Ему это действительно интересно? Она тихо фыркнула. Конечно, ему интересно. Его работа в том и состоит, чтобы интересоваться такими вещами.
– Сейчас я изучаю детское аутоиммунное заболевание и разрабатываю препарат, способный снизить побочные эффекты, ну и само лекарство, разумеется. – Стоило ей лишь подумать о детях, страдающих от той же болезни, что и у нее когда-то, как ее жизнь сразу же приобретала смысл. У нее есть конкретная цель, и она не просто сидит с хорошенькой мордашкой, перерезает ленточки на балах и щебечет с иностранными вельможами.
Лукас замер у самой большой рамки с дипломом.
– Работа очень много для тебя значит.
Он осторожно провел пальцем по буквам ее имени, и Клаудиа невольно вздрогнула, словно он внезапно приласкал ее саму.
Сама того не заметив, она провела пальцами по губам, гадая, каким бы оказалось прикосновение его больших рук.
– Работа для меня все, мистер Гарсия, – выдохнула она мягко, внезапно осознав, что он в принципе не способен понять ее нежелание возвращаться домой. «Твой эгоизм просто зашкаливает». С его точки зрения, она ведет себя глупо и совершенно неразумно. И почему-то от одной этой мысли ей сразу же стало очень плохо и захотелось все ему объяснить. Но что она тогда увидит в его прекрасных глазах? Жалость или насмешку?
– В данных обстоятельствах это легко понять.
Неужели он знает?
– Заболевание, которое ты изучаешь, – это ювенальный дерматомиозит?
– Да, только странно, что ты вообще слышал о такой редкой болезни. – И поэтому ей без конца приходилось бороться за финансирование. Подозрение липкими пальцами стиснуло ей горло. – Родители все тебе рассказали?
– Нет.
Всего одно короткое и острое, словно скальпель, слово. И столь же зловещее.
Клаудиа нахмурилась. Он специально недоговаривает?
Пристально оглядев последний сертификат, Лукас наконец-то начал разворачиваться на каблуках, и Клаудиа мгновенно постаралась придать лицу спокойное безразличное выражение. Но, несмотря на все усилия, глаза сразу же выдали ее состояние.
– Так же как и ты, я серьезно отношусь к работе и всегда собираю необходимую информацию.
Проще говоря, он все знает. Или почти все. Он не в том положении, чтобы получить полную историю ее болезни.

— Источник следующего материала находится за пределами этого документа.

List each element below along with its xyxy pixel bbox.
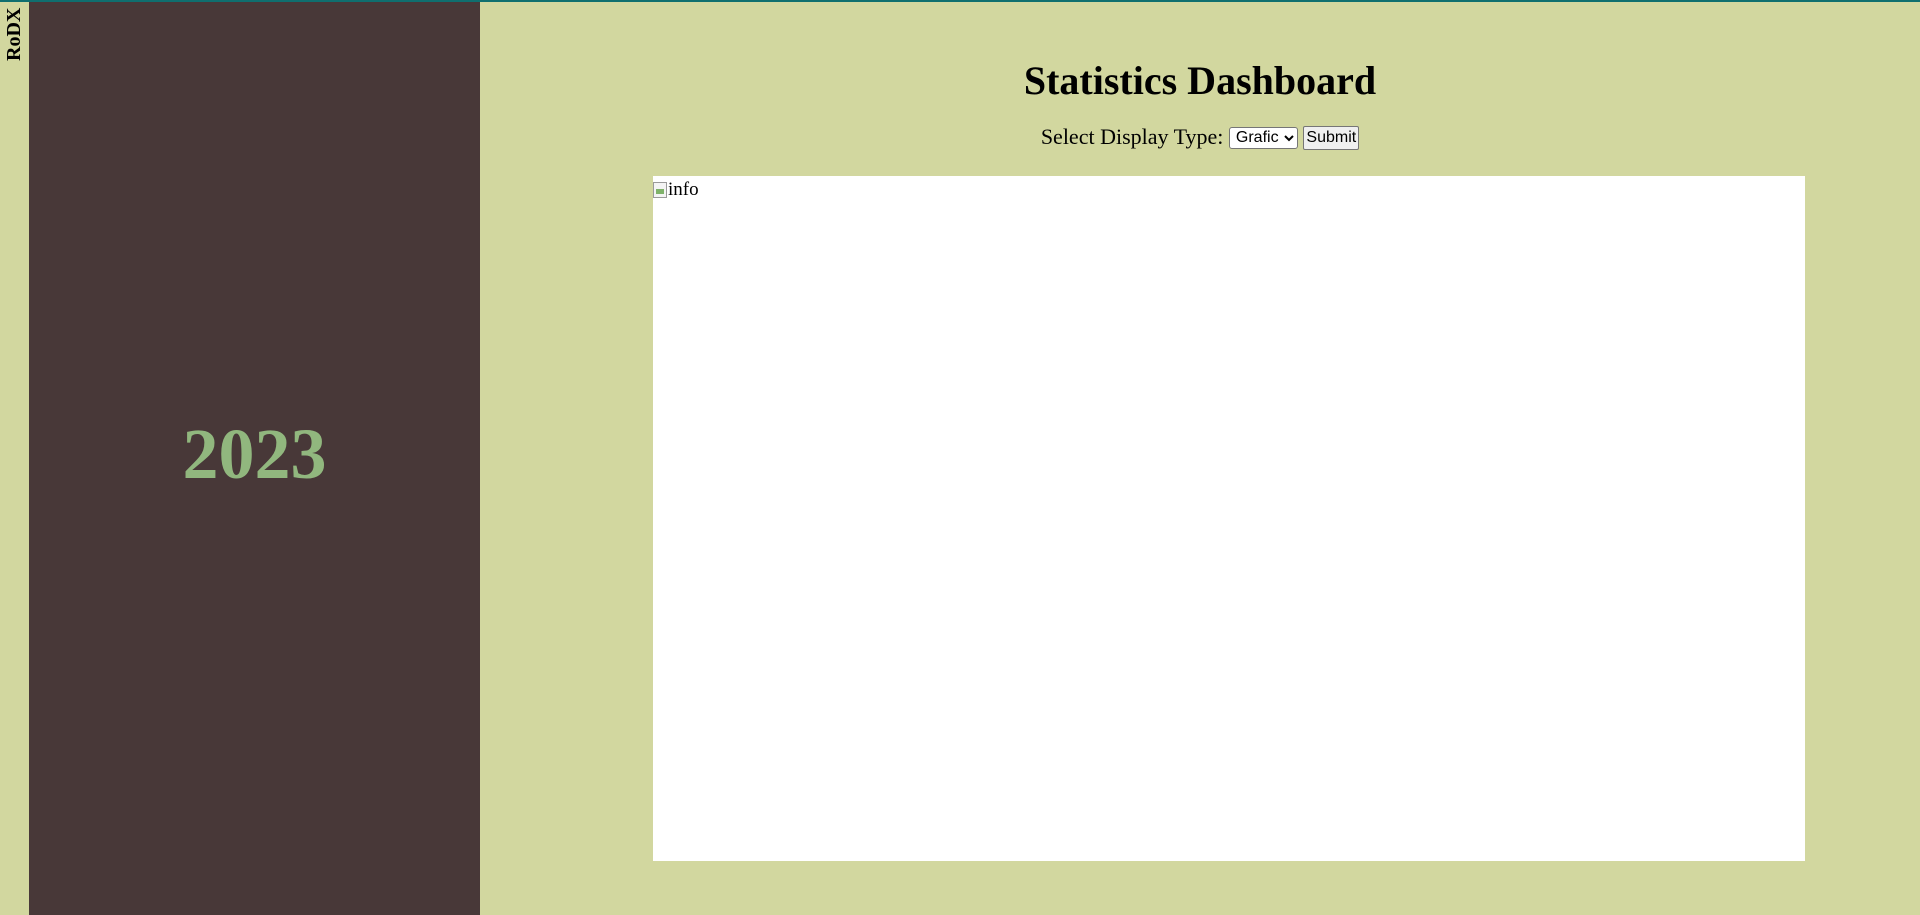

– Значит, ты понимаешь мои мотивы?
– Мотивы я понимаю, но не понимаю, почему ты так упрямо отказываешься съездить домой. Ты отговариваешься работой, но, к счастью, я был готов к любым возможным препятствиям.
Борясь с паникой, Клаудиа закусила губу.
– И именно поэтому, – продолжал Лукас, – мое утро началось с разговора с твоим непосредственным начальником, мистером Райаном Тейтом.
Живот свело с такой силой, что Клаудиа всерьез испугалась, что съеденные на завтрак хлопья полезут наружу. Но даже это не помешало ей трезво мыслить.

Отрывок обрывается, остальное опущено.